If you’re like me and are smugly saying, ‘I’m not dumb enough to use those plastic tea bags,’ well, it turns out that those prettily sealed tea bags (the ones without a string or staple) also use plastics and/or glues to keep them sealed, releasing microplastics or hazardous chemicals into your tea as well.
Now I could make this an advice column about how you should drink loose leaf tea and herbal teas you grow or forage near you but I’ll save that for the endnotes4 as I want to make a bigger point.
Also in the news recently, it seems that paper straws are filled with toxins (PFAS again). And even recycled plastics—beverage companies’ solution to the plastic problem—turn out to have more toxins in them than virgin plastics.
Ultimately, trying to solve problems with more ‘innovation’ has been bringing us deeper down the hole of unsustainability for as long as sustainability has been a word.
We have to get back to the question of what do we actually need, and even what do we want, versus what do we do mindlessly (i.e. because of habit and cultural conditioning).
I like tea—or more correctly hot liquid with a bit of non-caloric flavoring that may have some medicinal, relaxant, or stimulant qualities. I don’t need a tea bag for that. Sometimes out of laziness, convenience, or curiosity (of an interesting herb blend I can’t make) I buy tea bags. But I certainly don’t need them. Just like I learned to drink without straws years ago. (Though if you really really value drinking out of straws then bring your own stainless steel one5 with you—that is a sustainable and pretty straightforward solution.)

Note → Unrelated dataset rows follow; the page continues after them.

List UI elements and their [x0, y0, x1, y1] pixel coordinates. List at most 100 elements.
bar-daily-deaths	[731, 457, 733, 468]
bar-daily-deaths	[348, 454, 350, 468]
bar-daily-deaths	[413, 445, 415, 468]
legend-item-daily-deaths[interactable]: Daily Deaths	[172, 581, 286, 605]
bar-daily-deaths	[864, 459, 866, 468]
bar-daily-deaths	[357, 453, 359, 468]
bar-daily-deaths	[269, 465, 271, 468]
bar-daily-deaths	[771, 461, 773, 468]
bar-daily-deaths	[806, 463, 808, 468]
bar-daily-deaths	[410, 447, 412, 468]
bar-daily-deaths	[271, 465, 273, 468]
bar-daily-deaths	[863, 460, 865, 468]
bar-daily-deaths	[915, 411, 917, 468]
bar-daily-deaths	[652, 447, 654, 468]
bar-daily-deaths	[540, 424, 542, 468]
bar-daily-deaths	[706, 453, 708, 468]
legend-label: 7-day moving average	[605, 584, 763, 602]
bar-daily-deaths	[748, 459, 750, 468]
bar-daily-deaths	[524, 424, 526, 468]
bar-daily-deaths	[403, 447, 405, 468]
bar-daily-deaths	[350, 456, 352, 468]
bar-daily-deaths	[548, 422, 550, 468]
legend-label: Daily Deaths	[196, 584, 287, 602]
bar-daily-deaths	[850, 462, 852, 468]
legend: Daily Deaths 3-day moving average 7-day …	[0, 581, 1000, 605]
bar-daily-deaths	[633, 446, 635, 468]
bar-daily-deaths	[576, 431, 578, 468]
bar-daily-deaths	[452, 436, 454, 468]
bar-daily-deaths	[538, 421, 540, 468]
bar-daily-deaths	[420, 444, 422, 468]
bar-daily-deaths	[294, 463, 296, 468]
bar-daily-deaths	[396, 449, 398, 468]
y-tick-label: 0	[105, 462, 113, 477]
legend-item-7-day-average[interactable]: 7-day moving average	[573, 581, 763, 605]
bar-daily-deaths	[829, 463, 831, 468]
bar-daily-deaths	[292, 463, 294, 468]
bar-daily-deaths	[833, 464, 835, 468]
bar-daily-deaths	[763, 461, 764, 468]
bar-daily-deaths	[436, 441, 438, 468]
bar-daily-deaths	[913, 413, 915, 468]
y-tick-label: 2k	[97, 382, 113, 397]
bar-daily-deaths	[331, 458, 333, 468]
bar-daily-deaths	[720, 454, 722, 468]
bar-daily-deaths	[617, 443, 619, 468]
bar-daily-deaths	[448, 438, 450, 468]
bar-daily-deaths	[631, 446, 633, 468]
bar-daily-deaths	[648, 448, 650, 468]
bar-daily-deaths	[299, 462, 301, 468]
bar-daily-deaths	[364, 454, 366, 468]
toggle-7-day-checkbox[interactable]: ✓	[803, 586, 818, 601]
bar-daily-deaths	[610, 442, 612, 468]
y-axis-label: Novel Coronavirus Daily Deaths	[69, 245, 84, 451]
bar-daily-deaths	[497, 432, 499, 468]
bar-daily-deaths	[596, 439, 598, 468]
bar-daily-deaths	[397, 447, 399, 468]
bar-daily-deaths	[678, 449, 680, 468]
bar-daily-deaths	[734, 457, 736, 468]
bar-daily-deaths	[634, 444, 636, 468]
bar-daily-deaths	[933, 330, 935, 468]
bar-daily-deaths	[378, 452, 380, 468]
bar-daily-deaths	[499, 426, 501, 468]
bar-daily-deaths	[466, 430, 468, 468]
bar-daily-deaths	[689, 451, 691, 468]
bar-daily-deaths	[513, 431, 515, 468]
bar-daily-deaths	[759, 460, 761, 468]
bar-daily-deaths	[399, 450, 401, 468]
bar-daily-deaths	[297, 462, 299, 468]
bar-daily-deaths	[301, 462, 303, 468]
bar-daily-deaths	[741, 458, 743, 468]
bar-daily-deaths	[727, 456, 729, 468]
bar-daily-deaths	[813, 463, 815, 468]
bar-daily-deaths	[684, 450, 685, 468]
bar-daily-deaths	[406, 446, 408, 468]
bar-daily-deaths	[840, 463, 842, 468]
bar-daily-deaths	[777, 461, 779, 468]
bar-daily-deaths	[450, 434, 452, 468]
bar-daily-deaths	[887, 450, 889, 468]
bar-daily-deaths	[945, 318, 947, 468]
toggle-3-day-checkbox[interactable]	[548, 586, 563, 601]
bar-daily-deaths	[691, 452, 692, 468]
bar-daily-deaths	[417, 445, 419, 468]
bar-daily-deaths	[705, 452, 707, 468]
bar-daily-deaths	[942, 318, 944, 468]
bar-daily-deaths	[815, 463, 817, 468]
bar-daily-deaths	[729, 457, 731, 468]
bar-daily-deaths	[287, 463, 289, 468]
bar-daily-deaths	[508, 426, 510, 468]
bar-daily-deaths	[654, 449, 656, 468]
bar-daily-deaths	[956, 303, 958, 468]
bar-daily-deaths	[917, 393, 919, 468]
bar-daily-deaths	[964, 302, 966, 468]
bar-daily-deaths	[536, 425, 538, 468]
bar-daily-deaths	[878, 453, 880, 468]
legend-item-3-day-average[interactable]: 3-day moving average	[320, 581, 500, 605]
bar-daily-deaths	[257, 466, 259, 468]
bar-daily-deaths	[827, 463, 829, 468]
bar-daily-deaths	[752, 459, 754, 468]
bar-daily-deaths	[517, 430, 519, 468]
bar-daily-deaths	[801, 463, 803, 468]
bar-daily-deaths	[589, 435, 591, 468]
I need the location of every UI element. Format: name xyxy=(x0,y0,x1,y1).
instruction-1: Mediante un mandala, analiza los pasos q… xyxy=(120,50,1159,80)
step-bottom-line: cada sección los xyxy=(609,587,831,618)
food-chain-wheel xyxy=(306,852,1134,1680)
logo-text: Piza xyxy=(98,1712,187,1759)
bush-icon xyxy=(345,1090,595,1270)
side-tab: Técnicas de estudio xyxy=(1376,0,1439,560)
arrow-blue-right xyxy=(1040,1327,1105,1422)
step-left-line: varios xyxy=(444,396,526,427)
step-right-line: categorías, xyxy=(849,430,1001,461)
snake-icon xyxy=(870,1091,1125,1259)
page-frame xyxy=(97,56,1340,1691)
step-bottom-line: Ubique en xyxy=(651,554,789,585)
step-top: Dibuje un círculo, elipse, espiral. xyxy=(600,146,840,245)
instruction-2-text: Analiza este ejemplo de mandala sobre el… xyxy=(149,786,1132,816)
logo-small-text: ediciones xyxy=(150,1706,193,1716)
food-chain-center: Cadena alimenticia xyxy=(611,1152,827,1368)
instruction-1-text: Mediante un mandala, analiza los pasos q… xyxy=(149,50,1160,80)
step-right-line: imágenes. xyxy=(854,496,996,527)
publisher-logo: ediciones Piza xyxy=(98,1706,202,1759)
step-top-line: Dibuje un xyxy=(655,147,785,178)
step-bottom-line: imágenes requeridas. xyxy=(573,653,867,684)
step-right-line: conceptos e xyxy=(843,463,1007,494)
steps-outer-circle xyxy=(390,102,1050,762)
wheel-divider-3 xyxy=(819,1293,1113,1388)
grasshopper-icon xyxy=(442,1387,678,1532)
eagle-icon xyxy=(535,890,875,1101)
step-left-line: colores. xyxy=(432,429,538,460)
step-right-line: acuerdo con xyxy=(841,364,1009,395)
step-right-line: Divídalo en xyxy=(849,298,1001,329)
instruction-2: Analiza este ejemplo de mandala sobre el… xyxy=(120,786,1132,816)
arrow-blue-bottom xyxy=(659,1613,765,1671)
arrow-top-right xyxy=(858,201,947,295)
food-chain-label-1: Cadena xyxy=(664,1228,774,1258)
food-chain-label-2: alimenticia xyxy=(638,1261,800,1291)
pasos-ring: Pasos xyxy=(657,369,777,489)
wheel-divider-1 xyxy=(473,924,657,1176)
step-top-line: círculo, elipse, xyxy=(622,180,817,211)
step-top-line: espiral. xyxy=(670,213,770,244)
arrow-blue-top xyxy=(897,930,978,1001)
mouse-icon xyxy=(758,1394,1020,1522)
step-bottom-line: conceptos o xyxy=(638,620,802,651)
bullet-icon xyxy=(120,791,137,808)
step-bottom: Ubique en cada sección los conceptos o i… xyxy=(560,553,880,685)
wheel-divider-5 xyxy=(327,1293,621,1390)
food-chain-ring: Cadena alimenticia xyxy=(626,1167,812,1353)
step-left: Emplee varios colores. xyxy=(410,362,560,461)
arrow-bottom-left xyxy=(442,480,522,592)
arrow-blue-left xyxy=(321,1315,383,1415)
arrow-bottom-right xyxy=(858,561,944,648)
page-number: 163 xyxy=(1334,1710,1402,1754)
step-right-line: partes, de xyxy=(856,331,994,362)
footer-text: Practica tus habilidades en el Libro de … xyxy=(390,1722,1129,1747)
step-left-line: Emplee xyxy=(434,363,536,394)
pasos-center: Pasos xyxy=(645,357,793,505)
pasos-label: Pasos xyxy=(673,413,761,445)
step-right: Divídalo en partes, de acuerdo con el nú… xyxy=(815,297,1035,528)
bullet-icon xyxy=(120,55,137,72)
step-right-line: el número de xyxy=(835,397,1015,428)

There are many non-problematic solutions to the trouble we’re in. Mostly, though they involve a bit more effort, a bit (or even a lot) less convenience. And maybe simply a bit or a lot less. The truly innovative solution to most of our problems is to consume less. Drink less tea perhaps, or definitely drink tea without tea bags, cold beverages without straws (or with a steel one), fizzy drinks without disposable plastic bottles (home carbonators do a great job, or get a fountain drink at a restaurant, and skip these when they only come in bottles or disposable cups).
Not rocket science or even chemistry—just obvious sustainability advice. And no tannins necessary.
Endnotes
1) The sound of me smugly patting myself on my super unsustainable back.
2) As shown by the uncontaminated organs of mice who drank the tea!
3) Of course, they’re going into your skin (and blood), wearing away your gums, and causing other problems, but I’m sure the inventors are good rationalizers.
4) You could grow mint, lavender, chamomile, or sage, and forage nettle, raspberry leaf, clover, mugwort, goldenrod, spice bush, black birch, or sassafras, for a few ideas. If that’s not enough, you could buy bulk teas for a tiny fraction of the cost as buying tea bags. I’ve never had luck growing chamomile so I buy it by the pound—which lasts about a year or so…. Mint on the other hand, grows like a weed so drying some of my summer crop gets me through the winter.
5) Ugh. It turns out that even bamboo straws have PFAS in them, so skip them too.
Jeff Goldsmith
This is an unnerving article. I attend week long meditation retreats and they offer tea during the night as you wish (prn). Are all teabags “villains”? Is there a “safe” way to offer tea in bags? or would the “wise person” use loose tea only? I am a medical researcher by history and can review complex articles if needed.
Erik Assadourian
Not all teabags are villains! Certainly from a financial and ecological perspective, loose leaf is the way to go. But it is less convenient at times. If you need a teabag, use one that is tied at the top ideally (not stapled so you can compost) and definitely not a plastic pyramid one nor one that is sealed with a plastic/glued edge. If you research this more, feel free to share what you find!